Объявили, что сварился кофе, и, пока академик Валентин хитро кося своим черным глазом на Луку и Деканову секретаршу, твердой рукой разливал густой напиток по стаканам, академик Остап продолжал свой рассказ.
– Я тогда огляделся по сторонам, - говорил академик, - посмотрел направо, посмотрел налево. И снова вижу: Эйфелева башня. Я пошел к Эйфелевой башне. Но, когда подошел совсем близко, то это оказался шнековый маслобойный пресс. "Что ж такое, - думаю, - как же мне найти Эйфелеву башню?" Черт его знает, иногда там как будто что-то случается с перспективой. Потом спросил у прохожего, и оказалось, что Эйфелеву башню возят сейчас на специальном поезде по всей Европе, по разным странам. Потому что все европейцы хотят видеть Эйфелеву башню, вот и приходится возить. Привезут, покажут и дальше повезут. А потом за это деньги собирают. И это за границей каждый мальчишка знает. У них там все - выставка. Там главное даже не иметь, а выставлять, что имеешь. Может быть, Эйфелеву башню когда-нибудь и к нам привезут, чтоб и мы могли посмотреть, хотя кто это может сказать точно?.. Но только вы не думайте, пожалуйста, что я туда развлекаться ездил. О, я за границей все время о науке думал. Да если бы мы захотели, то могли бы и у себя организовать ничуть не хуже Мекку. У них там, знаете, отовсюду, из каждой трубы дым идет. А художники за этот дым большие деньги платят. О, художники-то там все славны своим отщепенчеством. А крестьяне там никогда не болеют, насколько это я точно знаю...

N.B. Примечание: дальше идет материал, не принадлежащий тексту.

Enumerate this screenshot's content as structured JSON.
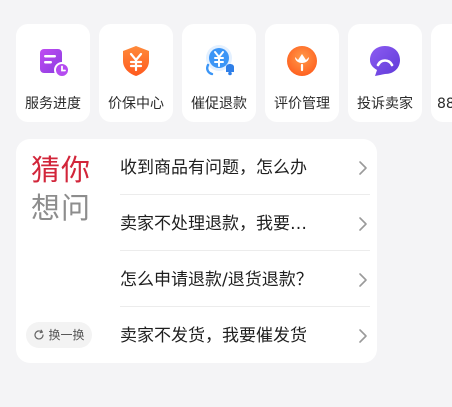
{
  "services": [
    {
      "label": "服务进度",
      "icon": "schedule-icon",
      "color": "#a046e6"
    },
    {
      "label": "价保中心",
      "icon": "price-shield-icon",
      "color": "#ff6a22"
    },
    {
      "label": "催促退款",
      "icon": "refund-bell-icon",
      "color": "#2f8cf4"
    },
    {
      "label": "评价管理",
      "icon": "flower-badge-icon",
      "color": "#ff6a22"
    },
    {
      "label": "投诉卖家",
      "icon": "complaint-face-icon",
      "color": "#7b4de8"
    },
    {
      "label": "88",
      "icon": "partial-tile-icon",
      "color": "#888888"
    }
  ],
  "guess": {
    "title_line1": "猜你",
    "title_line2": "想问",
    "title_color": "#d2253a",
    "refresh_label": "换一换",
    "questions": [
      "收到商品有问题，怎么办",
      "卖家不处理退款，我要…",
      "怎么申请退款/退货退款？",
      "卖家不发货，我要催发货"
    ]
  }
}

Лука уже начинал чувствовать голод, потому что по времени, если бы ему не пришлось принимать академиков, он бы уже давно обедал дома, и, когда в дружеской беседе вышла непринужденная пауза, он стал разворачивать свой сверток, данный ему человеком сурового вида. Но как-то так получилось, что, когда он развернул сверток и взял в руку бутерброд, то на хлебе вместо колбасы или сыра почему-то оказалась живая мышь. Лука даже вздрогнул от своего неожиданного открытия; мышь быстро сбежала по руке и бедру молодого человека на землю и тотчас же исчезла в темноте.
Академики, видя неудачу Луки, протягивали ему другие бутерброды из своих точно таких же свертков, и молодой человек с благодарностью принимал угощение.

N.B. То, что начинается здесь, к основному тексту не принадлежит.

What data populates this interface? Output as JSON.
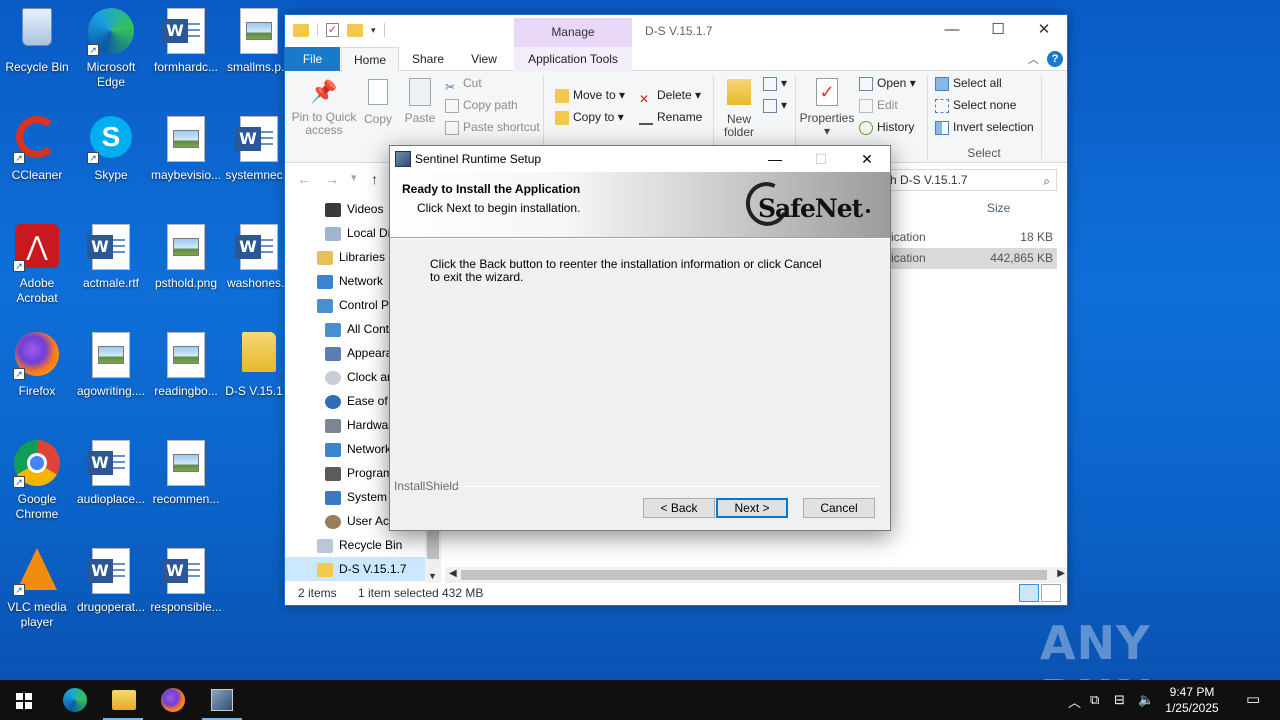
{
  "desktop": {
    "icons": [
      {
        "label": "Recycle Bin"
      },
      {
        "label": "Microsoft Edge"
      },
      {
        "label": "formhardc..."
      },
      {
        "label": "smallms.p..."
      },
      {
        "label": "CCleaner"
      },
      {
        "label": "Skype"
      },
      {
        "label": "maybevisio..."
      },
      {
        "label": "systemnec..."
      },
      {
        "label": "Adobe Acrobat"
      },
      {
        "label": "actmale.rtf"
      },
      {
        "label": "psthold.png"
      },
      {
        "label": "washones..."
      },
      {
        "label": "Firefox"
      },
      {
        "label": "agowriting...."
      },
      {
        "label": "readingbo..."
      },
      {
        "label": "D-S V.15.1..."
      },
      {
        "label": "Google Chrome"
      },
      {
        "label": "audioplace..."
      },
      {
        "label": "recommen..."
      },
      {
        "label": "VLC media player"
      },
      {
        "label": "drugoperat..."
      },
      {
        "label": "responsible..."
      }
    ]
  },
  "explorer": {
    "title": "D-S V.15.1.7",
    "manage_label": "Manage",
    "tabs": {
      "file": "File",
      "home": "Home",
      "share": "Share",
      "view": "View",
      "app_tools": "Application Tools"
    },
    "ribbon": {
      "pin": "Pin to Quick access",
      "copy": "Copy",
      "paste": "Paste",
      "cut": "Cut",
      "copy_path": "Copy path",
      "paste_shortcut": "Paste shortcut",
      "move_to": "Move to",
      "copy_to": "Copy to",
      "delete": "Delete",
      "rename": "Rename",
      "new_folder": "New folder",
      "properties": "Properties",
      "open": "Open",
      "edit": "Edit",
      "history": "History",
      "select_all": "Select all",
      "select_none": "Select none",
      "invert_selection": "Invert selection",
      "select_group": "Select"
    },
    "search_text": "h D-S V.15.1.7",
    "nav_items": [
      {
        "label": "Videos"
      },
      {
        "label": "Local Dis"
      },
      {
        "label": "Libraries"
      },
      {
        "label": "Network"
      },
      {
        "label": "Control Pa"
      },
      {
        "label": "All Contr"
      },
      {
        "label": "Appeara"
      },
      {
        "label": "Clock an"
      },
      {
        "label": "Ease of A"
      },
      {
        "label": "Hardwar"
      },
      {
        "label": "Network"
      },
      {
        "label": "Program"
      },
      {
        "label": "System a"
      },
      {
        "label": "User Acc"
      },
      {
        "label": "Recycle Bin"
      },
      {
        "label": "D-S V.15.1.7"
      }
    ],
    "columns": {
      "size": "Size"
    },
    "files": [
      {
        "type": "ication",
        "size": "18 KB"
      },
      {
        "type": "ication",
        "size": "442,865 KB"
      }
    ],
    "status": {
      "items": "2 items",
      "selected": "1 item selected",
      "size": "432 MB"
    }
  },
  "setup": {
    "title": "Sentinel Runtime Setup",
    "heading": "Ready to Install the Application",
    "subheading": "Click Next to begin installation.",
    "logo": "SafeNet",
    "body": "Click the Back button to reenter the installation information or click Cancel to exit the wizard.",
    "installshield": "InstallShield",
    "back": "< Back",
    "next": "Next >",
    "cancel": "Cancel"
  },
  "watermark": "ANY RUN",
  "taskbar": {
    "time": "9:47 PM",
    "date": "1/25/2025"
  }
}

Но не успели еще все присутствующие съесть и по одному бутерброду и отхлебнуть по глотку горячего кофе, как услышали на улице какой-то шум, нарастающий и труднопереносимый, в котором были и грохот, и рев, и свист, и гудение, за высоким окошком увидели клубы упругого пламени, дым, и посреди всего огня - блестящее, гладкое туловище медленно поднимающейся от земли черной ракеты, высотой, наверное, как четыре поставленных друг на друга, как в цирке, человека.